1. Field of the Invention
The present invention relates to an image processing technique, and more particularly to a technique for resolution conversion such as increasing the resolution of video data.
2. Description of the Background Art
With the spread of digital image devices such as digital video cameras and digital still cameras, it has become common that high-resolution digital images are handled by various types of input/output devices. Particularly, with still images, the image pick-up device of an ordinary consumer digital still camera has five megapixels or more, and some products include an image pick-up device having over ten megapixels. It can be said that sufficiently high resolutions have been realized for digital photography applications.
As the demands for higher resolutions for still images have been quite satisfied, it is now expected in the field of digital image applications that there will be more demands for higher resolutions for video data, particularly, for video data such as movies where each frame image is of such a high resolution that it can be used as a good-quality still image. There are two fields of application to which image resolution increasing techniques are applied, i.e., image input systems such as cameras and image display systems such as TV sets. The present invention is directed primarily to image input systems.
Increasing the resolution of video data in an image input system involves the following problem. Where video data of an HD (High Definition) TV or better quality is desired, it is very difficult to read out all pixels at a video data frame rate of about 30 fps due to the large number of pixels even if the image pick-up device has enough pixels. If such a high-speed read-out process is performed forcibly, the equipment will consume excessive power and generate excessive heat. Therefore, with state-of-the-art techniques, it is difficult to record video data with a high resolution every frame, and it is possible only to obtain a high-resolution image per a few frames of video data. Researches have been made for the use of various image processing techniques after images are recorded.
More specifically, a conventional technique in the subject field is for obtaining video data of a high resolution in both the time and space domains from video data that has a high resolution in the time domain but a low resolution in the space domain, by using images that have a low resolution in the time domain but a high resolution in the space domain.
Patent Document 1 (Japanese Patent No. 3240339) discloses a technique for producing high-resolution video data based on low-resolution video data and high-resolution still images that are being recorded. With the technique of Patent Document 1, high-resolution still images are associated with samples of frames of low-resolution video data with a predetermined sampling interval therebetween so as to spatially compensate for the low-resolution video data to thereby increase the resolution of the video data.
Patent Document 2 (Japanese National Phase PCT Laid-Open Publication No. 2005-522108) discloses a technique as follows. A scene is recorded to produce low-quality image data while a portion of the scene is recorded to produce high-quality image data. Then, the high-quality image data and the low-quality image data are used as a learning pair in a learning algorithm to thereby determine quality-improving function parameters, based on which the high-quality image of the rest of the scene is derived.
However, the conventional techniques have the following problems.

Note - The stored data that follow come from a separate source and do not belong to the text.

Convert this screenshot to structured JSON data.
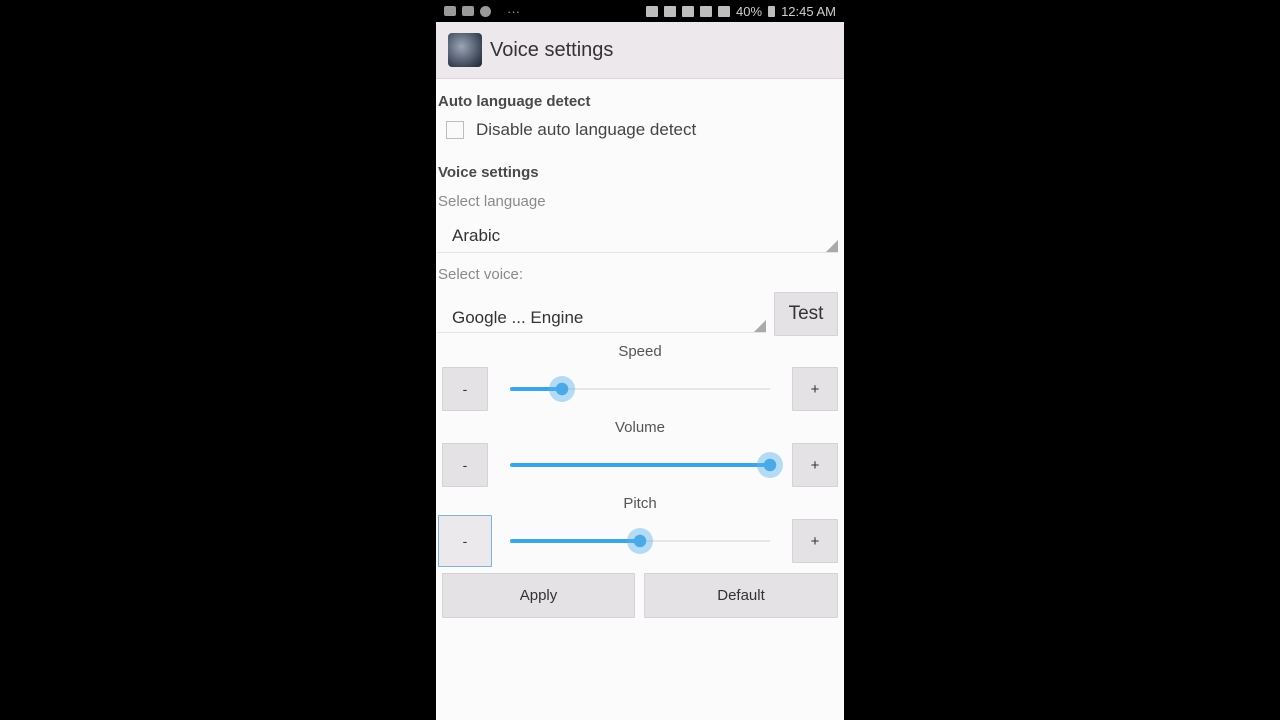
{
  "status_bar": {
    "battery": "40%",
    "time": "12:45 AM"
  },
  "app_bar": {
    "title": "Voice settings"
  },
  "auto_language": {
    "header": "Auto language detect",
    "checkbox_label": "Disable auto language detect",
    "checked": false
  },
  "voice": {
    "header": "Voice settings",
    "language_label": "Select language",
    "language_value": "Arabic",
    "voice_label": "Select voice:",
    "voice_value": "Google ... Engine",
    "test_label": "Test"
  },
  "sliders": {
    "speed": {
      "title": "Speed",
      "value": 0.2
    },
    "volume": {
      "title": "Volume",
      "value": 1.0
    },
    "pitch": {
      "title": "Pitch",
      "value": 0.5
    },
    "minus_label": "-",
    "plus_label": "+"
  },
  "actions": {
    "apply_label": "Apply",
    "default_label": "Default"
  },
  "colors": {
    "accent": "#3aa6e8",
    "app_bar": "#ede8ec",
    "button": "#e4e2e4"
  }
}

The technique disclosed in Patent Document 1 is to produce video data of a high resolution in the space domain based on video data of a low resolution. Specifically, video data and still images are associated with each other at discrete points along the time axis, and therefore information for frames with which still images have already been associated is used for video data frames of which there is no association information. Then, similar signal level edges are searched for, which if found are considered to indicate translation-like movement of an object. Then, a motion vector searching process is used to determine the pixels to be compensated for in the space domain. The problem is that the searching process imposes a heavy load, and it may result in incorrect pixel associations. If the object deforms or turns simultaneously with its movement, the process may not find points to be associated with each other, whereby the process fails.
With the technique of Patent Document 1, the high-resolution image and the low-resolution image are read out at the same speed. If the resolution conversion factor between the video data and the still images is up to about two (i.e., two horizontally and two vertically), the process of reading out high-resolution images does not take excessive amounts of time. However, if the conversion factor is increased to about four, the total area of a high-resolution image to be read out is 16 times as great as that of a low-resolution image, and the process of reading out high-resolution images will take excessive amounts of time. As a result, there will be a significant increase in the number of frames to be dropped from the recorded video data, and the quality is likely to deteriorate due to the frame dropping in the video data.
With the technique of Patent Document 2, the position where the high-quality image data is recorded is fixed, for example, substantially at the center of the scene. Therefore, the quality-improving function parameters are determined based on the image characteristics at the fixed position. Thus, high-quality images may not be derived appropriately if the image characteristics at the fixed position are different from those of other positions. This presents a significant problem especially when increasing the resolution of video data, whereby it is likely that a sufficient precision will not be obtained in the resolution conversion.